Balthasar criticized Rahner’s philosophical starting point as being too sympathetic to modernity’s obsession with subjectivity—that is, an emphasis on the subjective experience of individuals. Influenced by Goethe’s account of the objective manifestation of the form in human experience and Karl Barth’s insistence on Jesus Christ as the unique and objective revelation of God, Balthasar expressed discomfort with theological accounts of Jesus that tended to conceive of him as merely the fulfillment of the deepest yearnings of the human heart. Balthasar would certainly not deny that Jesus is the fulfillment of human yearnings. Rather, within this perspective lies the danger of downplaying the objective, unique and astonishing reality that God has sent his own Word to his creatures. Balthasar writes that in the face of the Incarnation the human person “feels not satisfied but awestruck by a love which he never could have hoped to experience.” What Balthasar locates is the aesthetic experience of being overwhelmed by the beauty of Christ.

Yet is that not Michael’s experience on retreat? Here he was not compelled by a rational demonstration of the existence of God. Rather, he experienced firsthand the liberating love of Christ. As he told me later, “I saw my friends and family in a new light and really started to see what love is all about.” Dare I say that Michael was prompted to see his family and friends in “the splendor of light invisible?” The Anglican theologian (and now archbishop of Canterbury) Rowan Williams, in an essay on Balthasar and Rahner, identified Balthasar’s Christ with the Jesus who in Dostoevsky’s The Brothers Karamazov does not debate the Grand Inquisitor with rational proofs, but manifests his meaning with silence, climaxing in the beauty of a kiss. Michael was prompted to a deeper faith in Jesus by the aesthetic experience of realizing the depth of the love of Christ on a retreat that involved the communio of his peers and faculty members, in the ecclesial context of the sacraments of reconciliation and the Eucharist.

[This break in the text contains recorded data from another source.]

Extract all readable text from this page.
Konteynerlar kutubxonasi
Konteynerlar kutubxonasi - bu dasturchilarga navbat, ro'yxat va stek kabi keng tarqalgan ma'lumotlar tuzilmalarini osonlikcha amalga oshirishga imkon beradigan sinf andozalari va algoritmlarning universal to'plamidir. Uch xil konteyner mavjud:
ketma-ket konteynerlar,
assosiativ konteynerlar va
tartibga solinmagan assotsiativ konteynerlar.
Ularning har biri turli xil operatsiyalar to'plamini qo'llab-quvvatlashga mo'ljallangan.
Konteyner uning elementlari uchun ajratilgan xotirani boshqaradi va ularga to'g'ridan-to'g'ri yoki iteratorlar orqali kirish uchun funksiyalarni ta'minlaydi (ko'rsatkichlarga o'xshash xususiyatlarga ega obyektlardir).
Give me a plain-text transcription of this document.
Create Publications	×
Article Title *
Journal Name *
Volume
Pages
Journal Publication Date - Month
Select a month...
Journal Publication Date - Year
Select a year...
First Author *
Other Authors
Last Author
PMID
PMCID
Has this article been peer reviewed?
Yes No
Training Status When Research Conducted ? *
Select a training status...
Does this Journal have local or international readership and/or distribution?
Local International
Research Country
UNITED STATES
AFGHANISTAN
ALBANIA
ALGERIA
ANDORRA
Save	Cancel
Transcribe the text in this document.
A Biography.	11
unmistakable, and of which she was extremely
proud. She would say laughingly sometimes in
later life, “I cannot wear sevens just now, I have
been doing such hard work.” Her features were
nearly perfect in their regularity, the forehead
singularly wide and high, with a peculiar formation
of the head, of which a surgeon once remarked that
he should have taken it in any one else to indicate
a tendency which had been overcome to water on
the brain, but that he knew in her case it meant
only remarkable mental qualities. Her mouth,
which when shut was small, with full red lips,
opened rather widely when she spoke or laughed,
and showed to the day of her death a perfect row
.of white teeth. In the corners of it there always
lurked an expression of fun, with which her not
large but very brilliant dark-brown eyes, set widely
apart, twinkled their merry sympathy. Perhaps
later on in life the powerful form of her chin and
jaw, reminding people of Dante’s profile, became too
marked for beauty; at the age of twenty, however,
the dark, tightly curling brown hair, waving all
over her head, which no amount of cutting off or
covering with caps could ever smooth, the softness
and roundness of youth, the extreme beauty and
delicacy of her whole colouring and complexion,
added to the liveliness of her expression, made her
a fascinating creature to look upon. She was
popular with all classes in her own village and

It seems that in the end, Michael has come to a deeper faith through an appeal to both his intellectual and aesthetic patterns of experience. What Michael’s experience highlights is the need in contemporary Catholic catechesis for both the retreat setting and a space where young men and women are presented the teachings of the faith in a clear manner. They must be given room to wrestle critically with their own questions, which may lead to authentic moments of self-transcendence.

As a high school teacher, I am looking for helpful ways to make sense of the faith journey of young adults who are so busy sifting through the marketplace of ideas that is 21st- century American culture. Despite the theological differences between Rahner and Balthasar, both thinkers attempted to understand their faith more deeply and in turn to mediate this faith in a meaningful way to contemporary culture. As a result, they have provided teachers with helpful tools for recognizing the prompting of grace alive in the critical minds of young people and for communicating the power of Jesus Christ to a new generation.

Randall S. Rosenberg teaches in the department of theology at St. Louis University High School, St. Louis, Mo.

Comments

Andrew A. Galligan | 1/29/2007 - 12:25pm
For some years now my favorite occasional columnist in your publication has been Valerie Schultz. Her writings have always struck me as being faith-filled, riveting and inspirational. Many have written concerning her “Tangled Sheets” (7/1). Many too will doubtlessly be moved by her “Daughter of Doubt” (9/23).

May I also say that Randall Rosenberg’s article (9/23) may be of enormous help to all who may find themselves in her situation: “For Rahner, God is constantly ‘gracing’ the experience of every human being, whether or not one is explicitly aware of this reality”—whether it be the doubting daughter, the sorrowing mother or the tired lovers in those tangled sheets. The theology of the universal presence of salvific grace in all creation has long been a marvelous aid for me.